4. (2/2)
— Мама! Где моя мама?!
— Хочешь к мамочке? Ооо, малышка, она скоро придёт, не волнуйся.
Послышалось тихое шипение, которое привлекло внимание голубоглазки. И стоило ей повернуть голову, как глаза тут же округлились от страха и ужаса, а сама она испуганно вскрикнула — со стен спустилось несколько слуг брюнета, перебирая огромными чёрными и мохнатыми лапами.
— Я хочу к маме! Пожалуйста, отпустите меня! Я ничего плохого не сделала! — у ребёнка началась истерика.
— Тише-тише, непослушная девочка, — нахмурился ёкай, убрав руку от её волос, и подошёл к изголовью алтаря, смотря в глаза жертве.
— Н-нет, нет! Я хорошая, я не сделала ничего плохого! Пожалуйста, дядя, отпустите меня к маме! — дитя продолжала плакать и хныкать, надеясь на то, что её отпустят.
Он склонился над ней и выпустил клыки:
— Нет, малышка, ты моя. — И впился в её шею.
Несчастная жертва закричала, как не кричала раньше — с отчаянием и ужасом, дёргаясь в паутине, тщетно пытаясь освободится. Тёплая кровь хлынула сперва в рот, а затем приятно прокатилась по горлу, насыщая голод Чёрного Паука, и также пачкая стол и пол храма.
А из голубых глаз медленно угасала жизнь. Крики стали хрипами и стонами, бедняжка дёргалась в судорогах, но продолжала звать мать, до последнего веря, что она придёт и спасёт её.
— М-мамочка… Помоги мне…
Но никто не пришёл.
Вскоре Мори оторвался от уже безжизненного тела. С уголков губ стекала кровь, которую он тут же собрал указательным пальцем и слизал, ухмыляясь. Ему подобрали прекрасную жертву и в этот раз.

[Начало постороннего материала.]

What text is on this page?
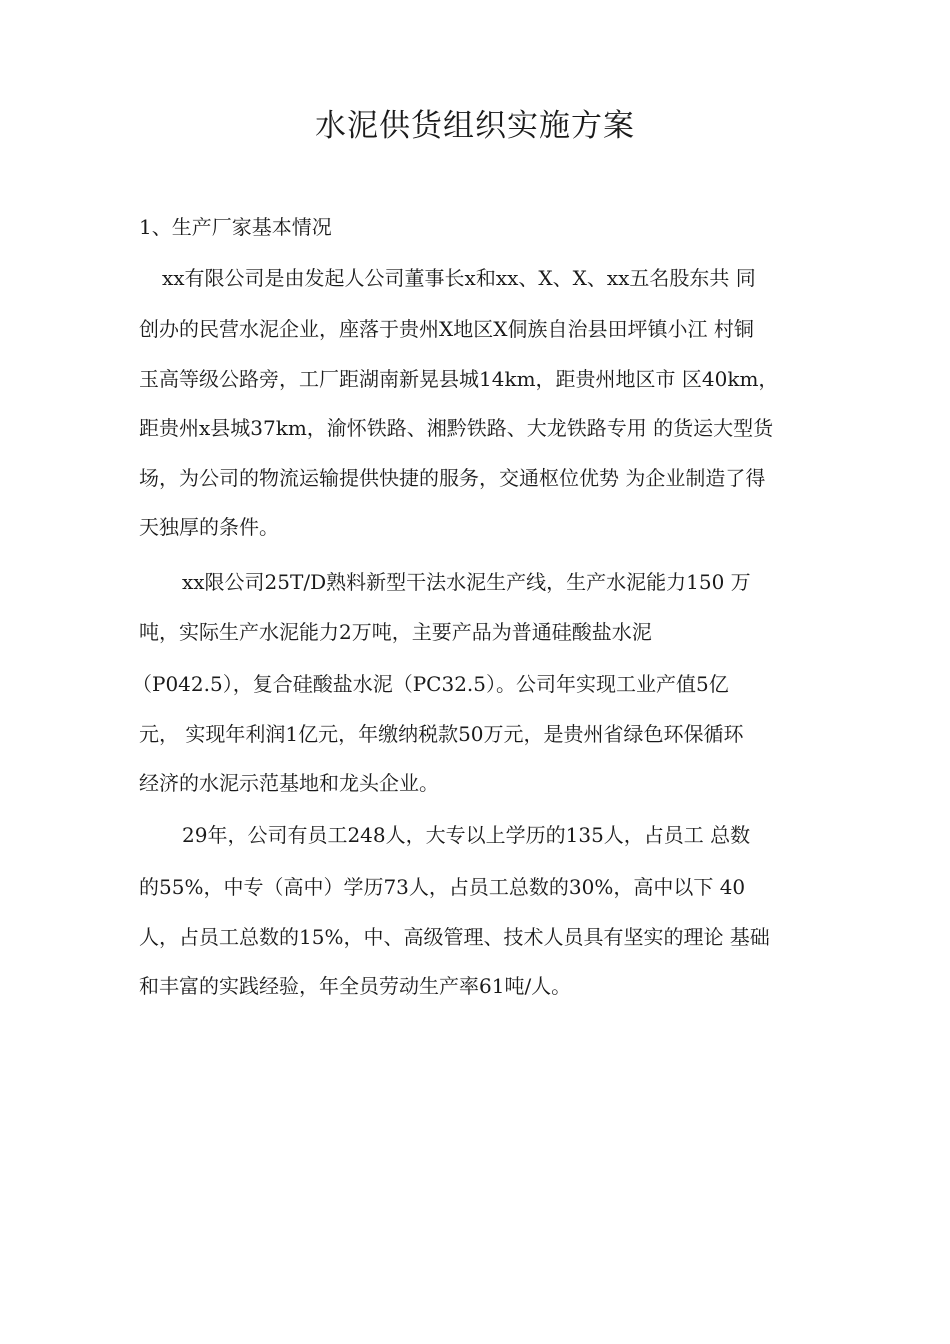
水泥供货组织实施方案
1、生产厂家基本情况
xx有限公司是由发起人公司董事长x和xx、X、X、xx五名股东共 同
创办的民营水泥企业，座落于贵州X地区X侗族自治县田坪镇小江 村铜
玉高等级公路旁，工厂距湖南新晃县城14km，距贵州地区市 区40km，
距贵州x县城37km，渝怀铁路、湘黔铁路、大龙铁路专用 的货运大型货
场，为公司的物流运输提供快捷的服务，交通枢位优势 为企业制造了得
天独厚的条件。
xx限公司25T/D熟料新型干法水泥生产线，生产水泥能力150 万
吨，实际生产水泥能力2万吨，主要产品为普通硅酸盐水泥
（P042.5），复合硅酸盐水泥（PC32.5）。公司年实现工业产值5亿
元， 实现年利润1亿元，年缴纳税款50万元，是贵州省绿色环保循环
经济的水泥示范基地和龙头企业。
29年，公司有员工248人，大专以上学历的135人，占员工 总数
的55%，中专（高中）学历73人，占员工总数的30%，高中以下 40
人，占员工总数的15%，中、高级管理、技术人员具有坚实的理论 基础
和丰富的实践经验，年全员劳动生产率61吨/人。
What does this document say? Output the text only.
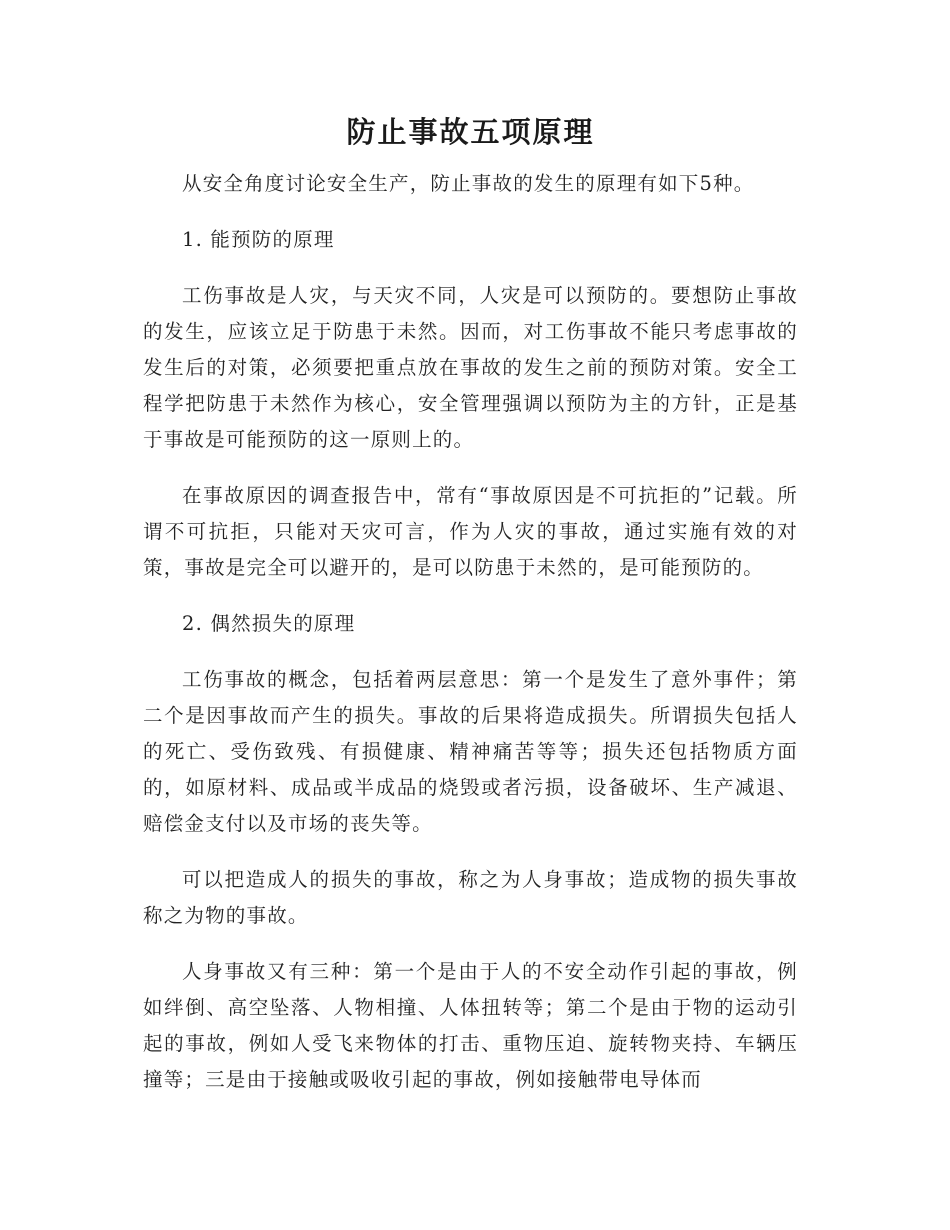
防止事故五项原理

从安全角度讨论安全生产，防止事故的发生的原理有如下5种。

1. 能预防的原理

工伤事故是人灾，与天灾不同，人灾是可以预防的。要想防止事故的发生，应该立足于防患于未然。因而，对工伤事故不能只考虑事故的发生后的对策，必须要把重点放在事故的发生之前的预防对策。安全工程学把防患于未然作为核心，安全管理强调以预防为主的方针，正是基于事故是可能预防的这一原则上的。

在事故原因的调查报告中，常有“事故原因是不可抗拒的”记载。所谓不可抗拒，只能对天灾可言，作为人灾的事故，通过实施有效的对策，事故是完全可以避开的，是可以防患于未然的，是可能预防的。

2. 偶然损失的原理

工伤事故的概念，包括着两层意思：第一个是发生了意外事件；第二个是因事故而产生的损失。事故的后果将造成损失。所谓损失包括人的死亡、受伤致残、有损健康、精神痛苦等等；损失还包括物质方面的，如原材料、成品或半成品的烧毁或者污损，设备破坏、生产减退、赔偿金支付以及市场的丧失等。

可以把造成人的损失的事故，称之为人身事故；造成物的损失事故称之为物的事故。

人身事故又有三种：第一个是由于人的不安全动作引起的事故，例如绊倒、高空坠落、人物相撞、人体扭转等；第二个是由于物的运动引起的事故，例如人受飞来物体的打击、重物压迫、旋转物夹持、车辆压撞等；三是由于接触或吸收引起的事故，例如接触带电导体而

После он оставил тело на алтаре, отойдя от него на несколько шагов, и спустившиеся со стен прислужники мужчины накинулись на ещё тёплое тельце и принялись пожирать его.
На плечо фиолетовоглазого опустилась маленькая паучиха песочного цвета и что-то тихо прошипела на ухо своему господину.
— М? Ты уверена? — спросил брюнет.
В ответ снова тихое шипение.
Мужчина прикрыл глаза, на лице явственно читалась задумчивость.
— Значит, говоришь, его забрал кицунэ? — вновь спросил Огай, и, получив удовлетворительный ответ, усмехнулся:
— Ну что же, поиграем, Накахара-кун, поиграем.